Brown told Mishlove that he conducted the first test of the modified GH6 camera on the deck of his home in Decatur, Georgia. He made a 10-minute video. Then he placed the footage in Adobe Premier and slowed it down so that he could examine it “frame-by-frame.”
Brown said to Mishlove:
“My eyes popped out! This is one of those experiences you only have once or twice in your whole life. You do something for the first time out and it’s like right in front of you. In 10 minutes we had like 30 or 40 UFOs right over my house. And some of them were huge!
They were swooping down like Star Wars TIE fighters! They were going whoosh! And like this and like this … there was one like a cigar shape, long cigar shape, and it was going from a low altitude upwards because you could see it getting shorter. And it went right by a jet, a big airliner coming out of Hartsville Airport. That was great because Lincoln could then estimate the speed because you could see how fast it was shrinking.”
I recommend that readers watch the Mishlove interview with Courtney Brown in which a few brief clips of the UFOs images captured by the GH6 camera technique are shown. You can find that here:
View Video here: How to Capture UFOs/UAP on Video with Courtney Brown — YouTube
Other UFO video captures are posted on Courtney Brown’s Instagram site.
ANOTHER “EL-CHEAPO” UFO VIDEO TECHNIQUE
Before Lincoln Lounsbury developed the GH6 camera method, he experimented with an ordinary smartphone. He modified his phone in a very simple way:
He took an inexpensive pair of 3D glasses and cut out the blue and red filters and placed them on top of each other. He then placed that double filter over the top of his smartphone videography lens.
This effectively blocks out visible light and allows a smartphone video system to record in infrared only. It also causes the camera to ramp up its gain control to get whatever light it can to do its job of recording.

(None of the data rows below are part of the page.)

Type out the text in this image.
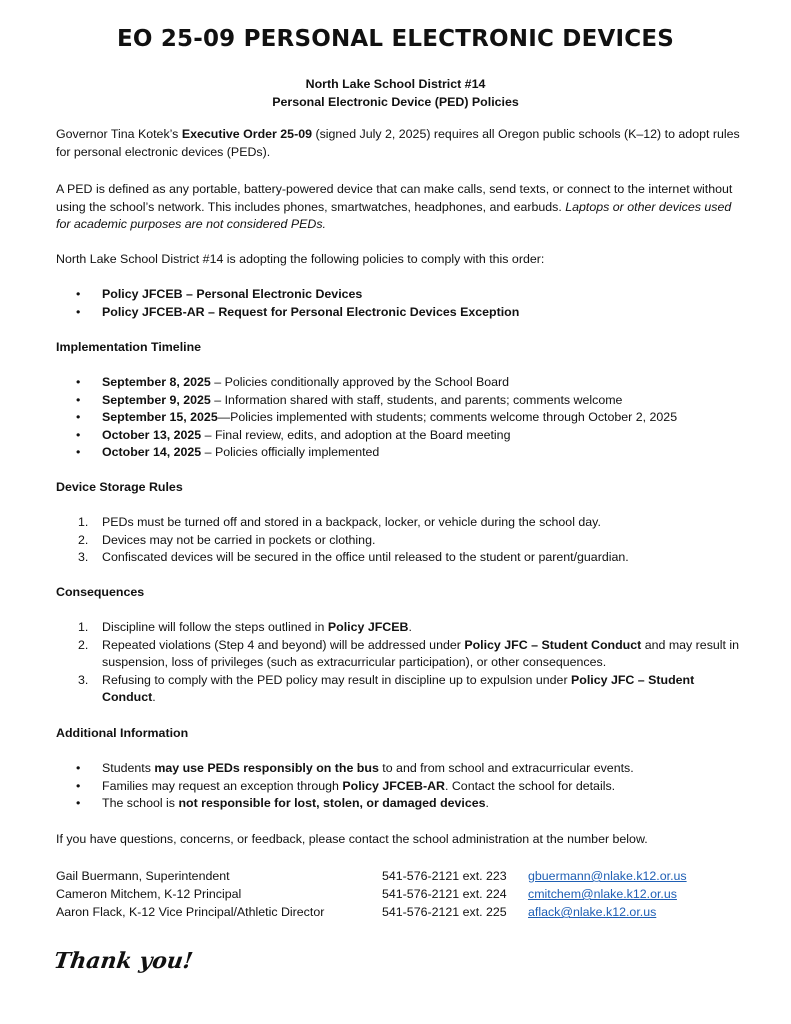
EO 25-09 PERSONAL ELECTRONIC DEVICES
North Lake School District #14
Personal Electronic Device (PED) Policies

Governor Tina Kotek’s Executive Order 25-09 (signed July 2, 2025) requires all Oregon public schools (K–12) to adopt rules for personal electronic devices (PEDs).

A PED is defined as any portable, battery-powered device that can make calls, send texts, or connect to the internet without using the school’s network. This includes phones, smartwatches, headphones, and earbuds. Laptops or other devices used for academic purposes are not considered PEDs.

North Lake School District #14 is adopting the following policies to comply with this order:

• Policy JFCEB – Personal Electronic Devices
• Policy JFCEB-AR – Request for Personal Electronic Devices Exception
Implementation Timeline
• September 8, 2025 – Policies conditionally approved by the School Board
• September 9, 2025 – Information shared with staff, students, and parents; comments welcome
• September 15, 2025—Policies implemented with students; comments welcome through October 2, 2025
• October 13, 2025 – Final review, edits, and adoption at the Board meeting
• October 14, 2025 – Policies officially implemented
Device Storage Rules
1. PEDs must be turned off and stored in a backpack, locker, or vehicle during the school day.
2. Devices may not be carried in pockets or clothing.
3. Confiscated devices will be secured in the office until released to the student or parent/guardian.
Consequences
1. Discipline will follow the steps outlined in Policy JFCEB.
2. Repeated violations (Step 4 and beyond) will be addressed under Policy JFC – Student Conduct and may result in suspension, loss of privileges (such as extracurricular participation), or other consequences.
3. Refusing to comply with the PED policy may result in discipline up to expulsion under Policy JFC – Student Conduct.
Additional Information
• Students may use PEDs responsibly on the bus to and from school and extracurricular events.
• Families may request an exception through Policy JFCEB-AR. Contact the school for details.
• The school is not responsible for lost, stolen, or damaged devices.

If you have questions, concerns, or feedback, please contact the school administration at the number below.

Gail Buermann, Superintendent	541-576-2121 ext. 223 gbuermann@nlake.k12.or.us
Cameron Mitchem, K-12 Principal	541-576-2121 ext. 224 cmitchem@nlake.k12.or.us
Aaron Flack, K-12 Vice Principal/Athletic Director	541-576-2121 ext. 225 aflack@nlake.k12.or.us
Thank you!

According to Courtney Brown, Lounsbury was able to capture “all kinds of UFO images over the sky of Washington D.C., one of the most restricted airspaces in the world.”
FINALLY
I watched an extensive interview with Lincoln Lounsbury on the Farsightprime.com site. This is the premium subscription Farsight platform that costs $10 a month — but they offer the first month free if you want to try it out.
Anyway, I found Mr. Lounsbury to be a font of technical knowledge, and he presents a scientific and well-presented case for how and why the images captured with the GH6 camera system and Adobe analysis software cannot be conventional aircraft or other airborne objects of any other kind, from insects and floating debris or anything else, including internal camera artifacts and anomalies.
Is this new UFO videography method a game-changer? Time will tell.